Погрузившись в кресло, Сорвиголова пошевелил губами.

— Громче, — сказал директор.

— Я закопал его в нашем погребе, — прошептал Сорвиголова.

— Как было — в свинцовом ящике?

— Да…

— Прекрасно, — сказал директор. — Это все, что я хотел узнать. А теперь, перестань себя терзать. Все устроится лучшим образом. Увидишь!

Добрая улыбка озарила лицо директора. Он снял телефонную трубку, коротко поговорил с заведующим хозяйственной частью лицея и, дав указания, попросил Мяча проводить Сорвиголову в спальню интерната.

— Ну, теперь — теплый душ, обильный завтрак и постель со свежим бельем. Все придет в порядок, мой мальчик…

Сорвиголова не реагировал, он спал.

Я остался наедине с г-ном Дювивье. Как бы не замечая меня, он снова набрал номер. Я понял, что он говорит с врачом-другом. Речь шла о г-же Перийе, о том, чтобы ее перевезли из Труа в Париж, в клинику Вильжуиф, и — об этой странной кобальтовой пушке, которая меня заинтересовала в разговоре с Сорвиголовой… Кончив, г-н Дювивье повернулся ко мне.

— Матье Галле, — начал он с несколько суровым видом. — Теперь время, чтобы ты раскрыл секрет — твой и твоих товарищей… Счетчик Гейгера находится по-прежнему у тебя?

— Да, г-н директор!

— Ты знаешь адрес Мишеля Перийе?

— Да, г-н директор.

— Очень хорошо. Теперь иди к товарищам. После урока отправляйся вместе с г-ном Лапрадом, твоим учителем физики, сначала домой за счетчиком Гейгера, после — к Мишелю Перийе, где вы выроете ящик с радиоактивным кобальтом. Но ты будешь беспрекословно слушаться г-на Лапрада? Обещаешь?

— Да! Обещаю!

— Хорошо. Какой сейчас у вас урок? Английский? Тогда беги — ты только немного опоздаешь.

Как только я затворил дверь, раздался телефонный звонок. Я дошел до конца коридора и намеревался спуститься по лестнице, как услышал голос Дювивье, обращенный ко мне.

Я. бегом вернулся.

— Еще минутку, — сказал директор.

Я был немного удивлен и взволнован, но добрые глаза г-на Дювивье меня успокоили.

— Только что мне звонил мой друг доктор Берлиоз. Он справлялся в Институте рака в Вильжуифе. Вот уже три дня, как г-жа Перийе находится там. Сейчас приступили к лечению, и есть благоприятный прогноз о возможности выздоровления.

— Теперь беги в спальный корпус.

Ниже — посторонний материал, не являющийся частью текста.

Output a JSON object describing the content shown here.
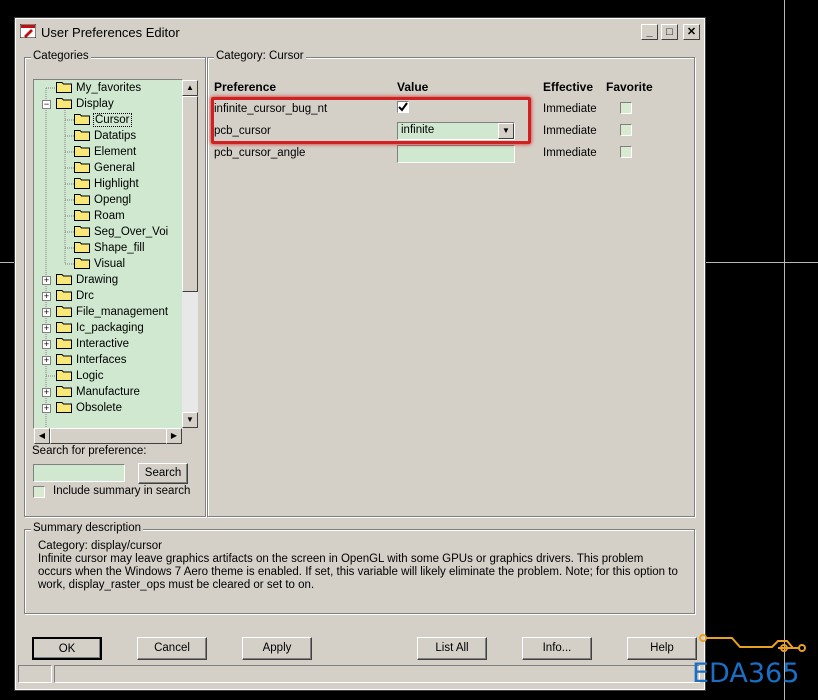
{
  "window": {
    "title": "User Preferences Editor"
  },
  "title_buttons": {
    "minimize": "_",
    "maximize": "□",
    "close": "✕"
  },
  "categories": {
    "label": "Categories",
    "items": [
      {
        "label": "My_favorites",
        "level": 0,
        "expander": ""
      },
      {
        "label": "Display",
        "level": 0,
        "expander": "−"
      },
      {
        "label": "Cursor",
        "level": 1,
        "expander": "",
        "selected": true
      },
      {
        "label": "Datatips",
        "level": 1,
        "expander": ""
      },
      {
        "label": "Element",
        "level": 1,
        "expander": ""
      },
      {
        "label": "General",
        "level": 1,
        "expander": ""
      },
      {
        "label": "Highlight",
        "level": 1,
        "expander": ""
      },
      {
        "label": "Opengl",
        "level": 1,
        "expander": ""
      },
      {
        "label": "Roam",
        "level": 1,
        "expander": ""
      },
      {
        "label": "Seg_Over_Voi",
        "level": 1,
        "expander": ""
      },
      {
        "label": "Shape_fill",
        "level": 1,
        "expander": ""
      },
      {
        "label": "Visual",
        "level": 1,
        "expander": ""
      },
      {
        "label": "Drawing",
        "level": 0,
        "expander": "+"
      },
      {
        "label": "Drc",
        "level": 0,
        "expander": "+"
      },
      {
        "label": "File_management",
        "level": 0,
        "expander": "+"
      },
      {
        "label": "Ic_packaging",
        "level": 0,
        "expander": "+"
      },
      {
        "label": "Interactive",
        "level": 0,
        "expander": "+"
      },
      {
        "label": "Interfaces",
        "level": 0,
        "expander": "+"
      },
      {
        "label": "Logic",
        "level": 0,
        "expander": ""
      },
      {
        "label": "Manufacture",
        "level": 0,
        "expander": "+"
      },
      {
        "label": "Obsolete",
        "level": 0,
        "expander": "+"
      }
    ]
  },
  "search": {
    "label": "Search for preference:",
    "value": "",
    "button": "Search",
    "include_summary_label": "Include summary in search",
    "include_summary_checked": false
  },
  "category_panel": {
    "label": "Category:  Cursor",
    "headers": {
      "preference": "Preference",
      "value": "Value",
      "effective": "Effective",
      "favorite": "Favorite"
    },
    "rows": [
      {
        "preference": "infinite_cursor_bug_nt",
        "value_type": "checkbox",
        "checked": true,
        "effective": "Immediate",
        "favorite": false
      },
      {
        "preference": "pcb_cursor",
        "value_type": "dropdown",
        "value": "infinite",
        "effective": "Immediate",
        "favorite": false
      },
      {
        "preference": "pcb_cursor_angle",
        "value_type": "text",
        "value": "",
        "effective": "Immediate",
        "favorite": false
      }
    ]
  },
  "summary": {
    "label": "Summary description",
    "category_line": "Category: display/cursor",
    "text": "Infinite cursor may leave graphics artifacts on the screen in OpenGL with some GPUs or graphics drivers. This problem occurs when the Windows 7 Aero theme is enabled. If set, this variable will likely eliminate the problem. Note; for this option to work, display_raster_ops must be cleared or set to on."
  },
  "buttons": {
    "ok": "OK",
    "cancel": "Cancel",
    "apply": "Apply",
    "list_all": "List All",
    "info": "Info...",
    "help": "Help"
  },
  "watermark": {
    "text": "EDA365"
  },
  "colors": {
    "field_green": "#cfe8cf",
    "dialog_gray": "#d4d0c8",
    "highlight_red": "#d02020",
    "logo_blue": "#1a6fc4"
  }
}
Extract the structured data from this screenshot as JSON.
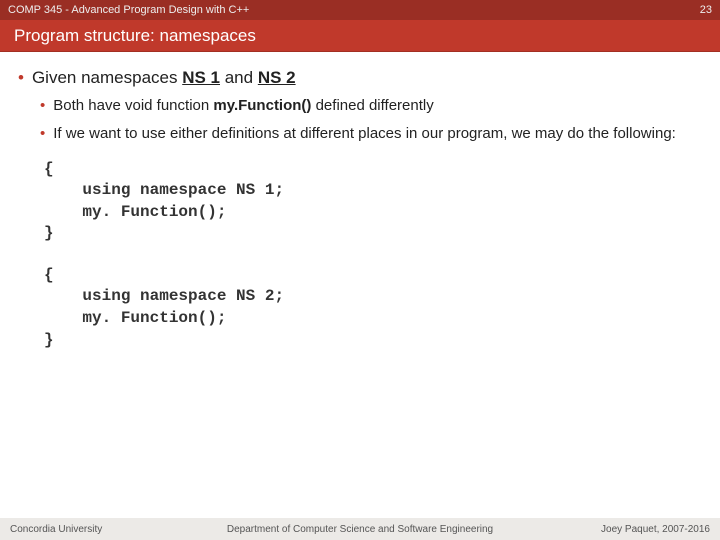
{
  "header": {
    "course": "COMP 345 - Advanced Program Design with C++",
    "pagenum": "23"
  },
  "title": "Program structure: namespaces",
  "b1_prefix": "Given namespaces ",
  "b1_ns1": "NS 1",
  "b1_mid": " and ",
  "b1_ns2": " NS 2",
  "b2_prefix": "Both have void function ",
  "b2_func": "my.Function()",
  "b2_suffix": " defined differently",
  "b3": "If we want to use either definitions at different places in our program, we may do the following:",
  "code1": "{\n    using namespace NS 1;\n    my. Function();\n}",
  "code2": "{\n    using namespace NS 2;\n    my. Function();\n}",
  "footer": {
    "left": "Concordia University",
    "center": "Department of Computer Science and Software Engineering",
    "right": "Joey Paquet, 2007-2016"
  }
}
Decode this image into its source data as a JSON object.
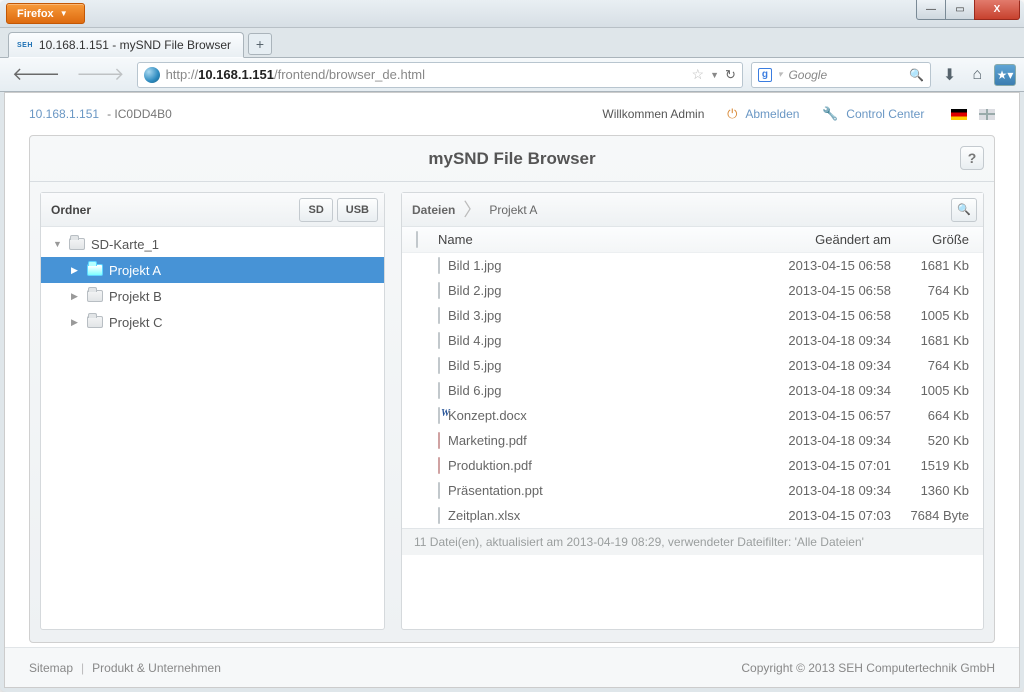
{
  "browser": {
    "menu_label": "Firefox",
    "tab_title": "10.168.1.151 - mySND File Browser",
    "new_tab_glyph": "+",
    "url_prefix": "http://",
    "url_host": "10.168.1.151",
    "url_path": "/frontend/browser_de.html",
    "search_engine": "Google"
  },
  "header": {
    "host": "10.168.1.151",
    "device_id": "IC0DD4B0",
    "welcome": "Willkommen Admin",
    "logout": "Abmelden",
    "control_center": "Control Center"
  },
  "shell": {
    "title": "mySND File Browser",
    "help_glyph": "?"
  },
  "folders_panel": {
    "title": "Ordner",
    "sd_label": "SD",
    "usb_label": "USB",
    "tree": {
      "root": "SD-Karte_1",
      "items": [
        "Projekt A",
        "Projekt B",
        "Projekt C"
      ],
      "selected_index": 0
    }
  },
  "files_panel": {
    "title": "Dateien",
    "breadcrumb_current": "Projekt A",
    "columns": {
      "name": "Name",
      "date": "Geändert am",
      "size": "Größe"
    },
    "rows": [
      {
        "icon": "img",
        "name": "Bild 1.jpg",
        "date": "2013-04-15 06:58",
        "size": "1681 Kb"
      },
      {
        "icon": "img",
        "name": "Bild 2.jpg",
        "date": "2013-04-15 06:58",
        "size": "764 Kb"
      },
      {
        "icon": "img",
        "name": "Bild 3.jpg",
        "date": "2013-04-15 06:58",
        "size": "1005 Kb"
      },
      {
        "icon": "img",
        "name": "Bild 4.jpg",
        "date": "2013-04-18 09:34",
        "size": "1681 Kb"
      },
      {
        "icon": "img",
        "name": "Bild 5.jpg",
        "date": "2013-04-18 09:34",
        "size": "764 Kb"
      },
      {
        "icon": "img",
        "name": "Bild 6.jpg",
        "date": "2013-04-18 09:34",
        "size": "1005 Kb"
      },
      {
        "icon": "docx",
        "name": "Konzept.docx",
        "date": "2013-04-15 06:57",
        "size": "664 Kb"
      },
      {
        "icon": "pdf",
        "name": "Marketing.pdf",
        "date": "2013-04-18 09:34",
        "size": "520 Kb"
      },
      {
        "icon": "pdf",
        "name": "Produktion.pdf",
        "date": "2013-04-15 07:01",
        "size": "1519 Kb"
      },
      {
        "icon": "blank",
        "name": "Präsentation.ppt",
        "date": "2013-04-18 09:34",
        "size": "1360 Kb"
      },
      {
        "icon": "blank",
        "name": "Zeitplan.xlsx",
        "date": "2013-04-15 07:03",
        "size": "7684 Byte"
      }
    ],
    "status": "11 Datei(en), aktualisiert am 2013-04-19 08:29, verwendeter Dateifilter: 'Alle Dateien'"
  },
  "footer": {
    "sitemap": "Sitemap",
    "company": "Produkt & Unternehmen",
    "copyright": "Copyright © 2013 SEH Computertechnik GmbH"
  }
}
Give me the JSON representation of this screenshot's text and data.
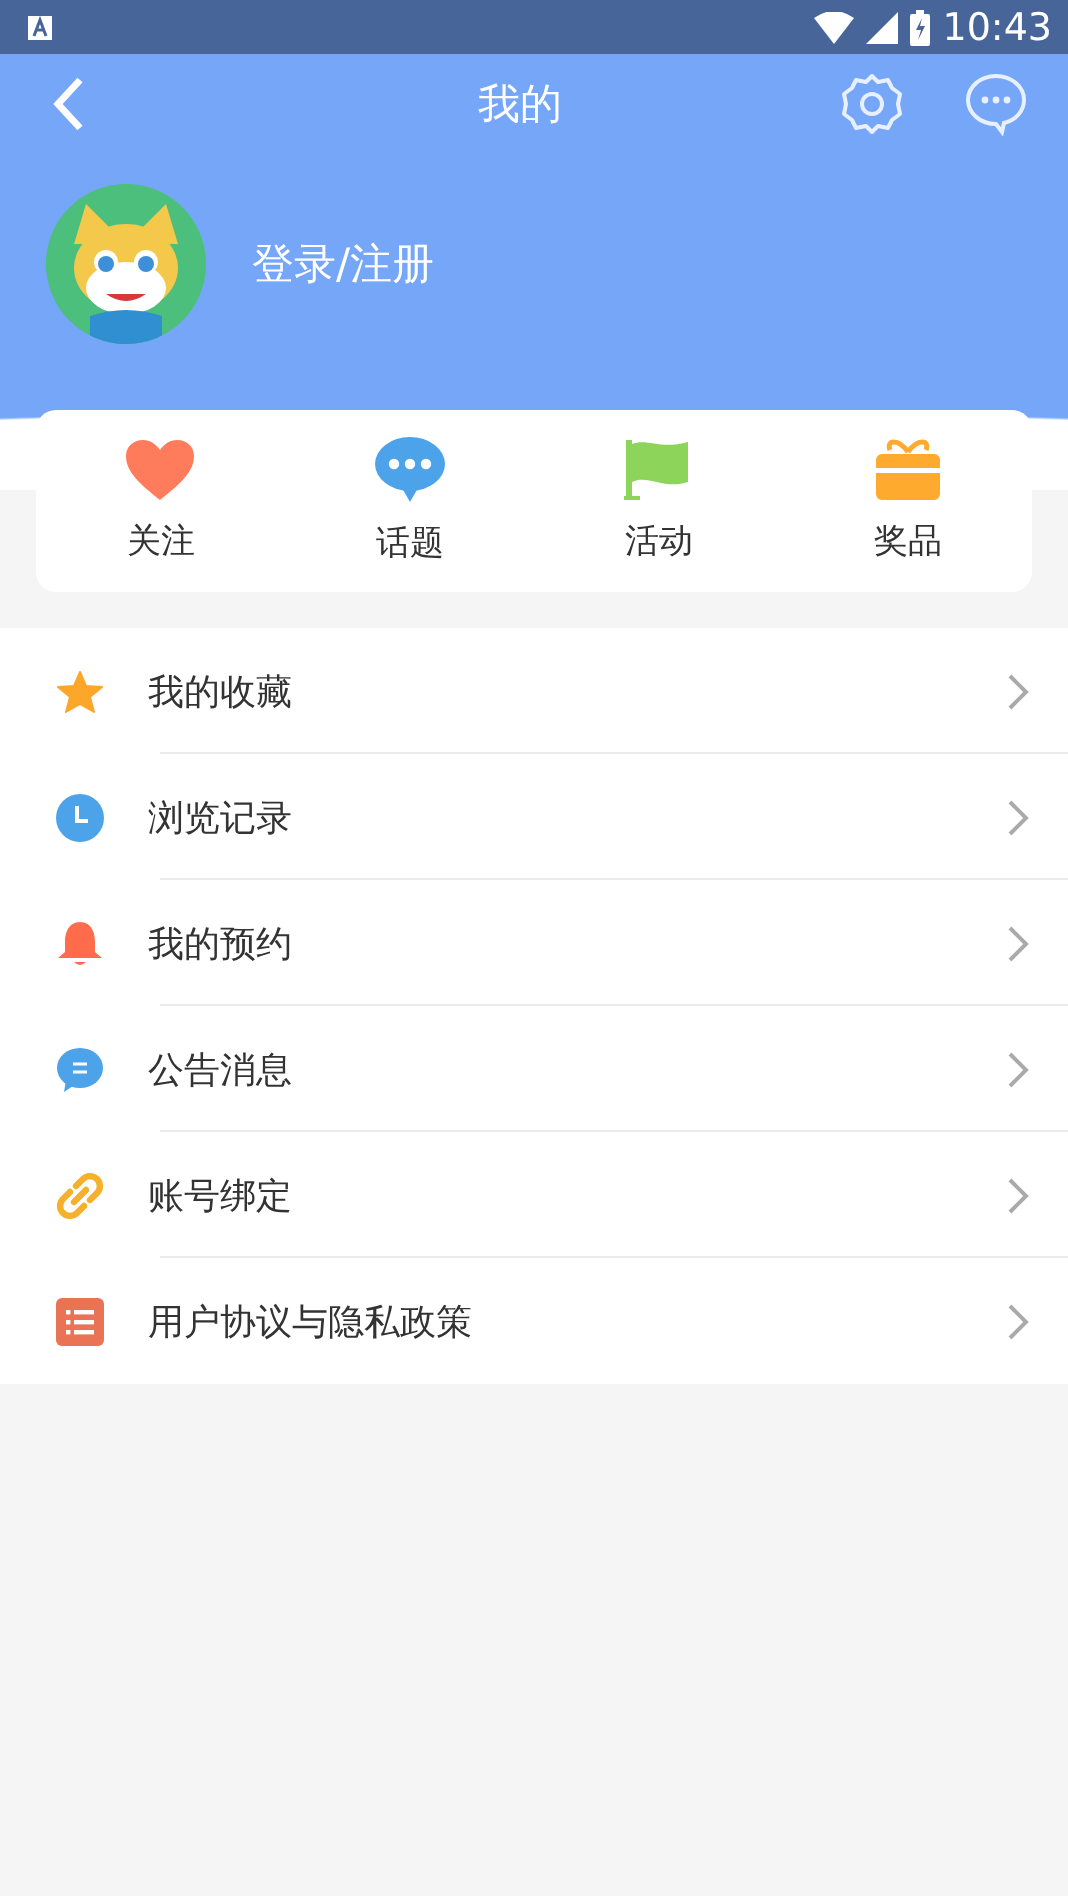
{
  "status_bar": {
    "time": "10:43"
  },
  "nav": {
    "title": "我的"
  },
  "profile": {
    "login_label": "登录/注册"
  },
  "shortcuts": [
    {
      "kind": "heart",
      "label": "关注"
    },
    {
      "kind": "chat",
      "label": "话题"
    },
    {
      "kind": "flag",
      "label": "活动"
    },
    {
      "kind": "gift",
      "label": "奖品"
    }
  ],
  "menu": [
    {
      "kind": "star",
      "label": "我的收藏"
    },
    {
      "kind": "clock",
      "label": "浏览记录"
    },
    {
      "kind": "bell",
      "label": "我的预约"
    },
    {
      "kind": "message",
      "label": "公告消息"
    },
    {
      "kind": "link",
      "label": "账号绑定"
    },
    {
      "kind": "list",
      "label": "用户协议与隐私政策"
    }
  ]
}
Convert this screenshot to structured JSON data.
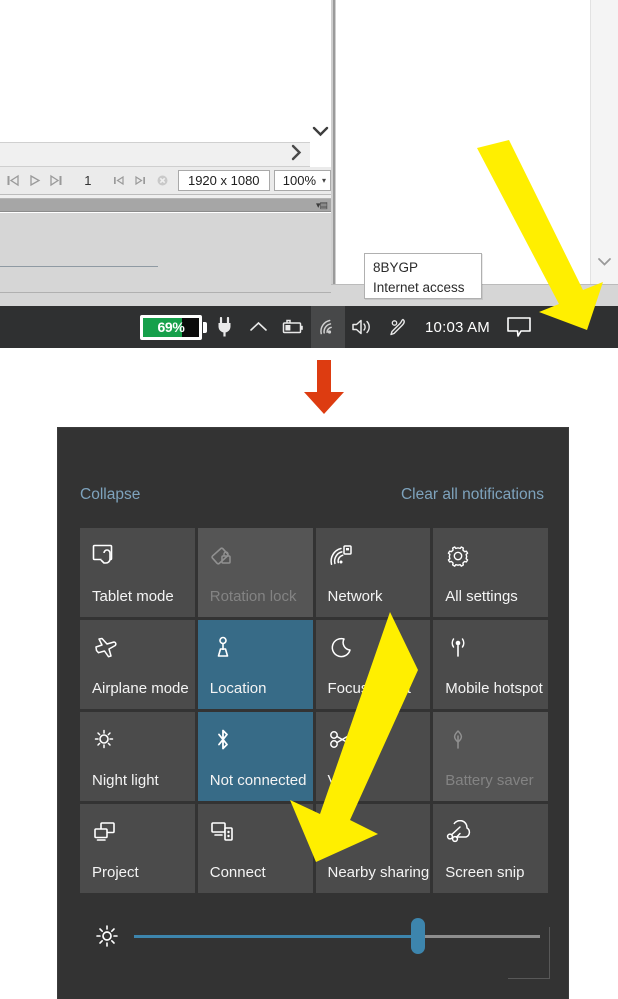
{
  "left_window": {
    "toolbar": {
      "first_frame_icon": "skip-to-start-icon",
      "play_icon": "play-icon",
      "last_frame_icon": "skip-to-end-icon",
      "frame_number": "1",
      "step_back_icon": "step-back-icon",
      "step_forward_icon": "step-forward-icon",
      "clear_icon": "clear-icon",
      "resolution": "1920 x 1080",
      "zoom": "100%",
      "zoom_caret": "▾"
    },
    "scroll_down_icon": "chevron-down-icon",
    "scroll_right_icon": "chevron-right-icon",
    "panel_menu_icon": "panel-menu-icon"
  },
  "right_window": {
    "scroll_down_icon": "chevron-down-icon",
    "status_icon": "tray-small-icon"
  },
  "tooltip": {
    "line1": "8BYGP",
    "line2": "Internet access"
  },
  "taskbar": {
    "battery_percent": "69%",
    "battery_fill_ratio": 69,
    "items": [
      {
        "name": "battery-percent-indicator",
        "label": "69%"
      },
      {
        "name": "power-plug-icon",
        "label": ""
      },
      {
        "name": "show-hidden-icons-chevron",
        "label": ""
      },
      {
        "name": "battery-icon",
        "label": ""
      },
      {
        "name": "network-wifi-icon",
        "label": ""
      },
      {
        "name": "volume-icon",
        "label": ""
      },
      {
        "name": "pen-workspace-icon",
        "label": ""
      }
    ],
    "clock": "10:03 AM",
    "action_center_icon": "notification-chat-icon",
    "background_color": "#2f3031",
    "highlight_color": "#474849"
  },
  "annotations": {
    "red_arrow_color": "#dd3c11",
    "yellow_arrow_color": "#ffef00"
  },
  "action_center": {
    "collapse_label": "Collapse",
    "clear_all_label": "Clear all notifications",
    "link_color": "#7ea3bd",
    "panel_color": "#333333",
    "tile_color": "#4b4b4b",
    "tile_active_color": "#376b87",
    "tile_disabled_color": "#555555",
    "tiles": [
      {
        "label": "Tablet mode",
        "icon": "tablet-mode-icon",
        "state": "normal"
      },
      {
        "label": "Rotation lock",
        "icon": "rotation-lock-icon",
        "state": "disabled"
      },
      {
        "label": "Network",
        "icon": "network-wifi-icon",
        "state": "normal"
      },
      {
        "label": "All settings",
        "icon": "gear-icon",
        "state": "normal"
      },
      {
        "label": "Airplane mode",
        "icon": "airplane-icon",
        "state": "normal"
      },
      {
        "label": "Location",
        "icon": "location-icon",
        "state": "active"
      },
      {
        "label": "Focus assist",
        "icon": "focus-assist-icon",
        "state": "normal"
      },
      {
        "label": "Mobile hotspot",
        "icon": "hotspot-icon",
        "state": "normal"
      },
      {
        "label": "Night light",
        "icon": "night-light-icon",
        "state": "normal"
      },
      {
        "label": "Not connected",
        "icon": "bluetooth-icon",
        "state": "active"
      },
      {
        "label": "VPN",
        "icon": "vpn-icon",
        "state": "normal"
      },
      {
        "label": "Battery saver",
        "icon": "battery-saver-icon",
        "state": "disabled"
      },
      {
        "label": "Project",
        "icon": "project-icon",
        "state": "normal"
      },
      {
        "label": "Connect",
        "icon": "connect-icon",
        "state": "normal"
      },
      {
        "label": "Nearby sharing",
        "icon": "nearby-sharing-icon",
        "state": "normal"
      },
      {
        "label": "Screen snip",
        "icon": "screen-snip-icon",
        "state": "normal"
      }
    ],
    "brightness": {
      "icon": "brightness-sun-icon",
      "value_percent": 70,
      "fill_color": "#3d85ad",
      "track_color": "#8e8e8e"
    }
  }
}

Если Мишель уснул, не буди! Но если душ и пища его вернули к жизни, сообщи ему добрую и приятную новость.

Я пробормотал благодарность. Мне стало так легко на душе! Я был счастлив потому, что мог сообщить Сорвиголове о судьбе его матери. Меня ветром вынесло из кабинета директора. Через три ступеньки я взбежал по лестнице, промчался, как беговая лошадь, через внутренний двор и вторгся в спальный корпус старшеклассников.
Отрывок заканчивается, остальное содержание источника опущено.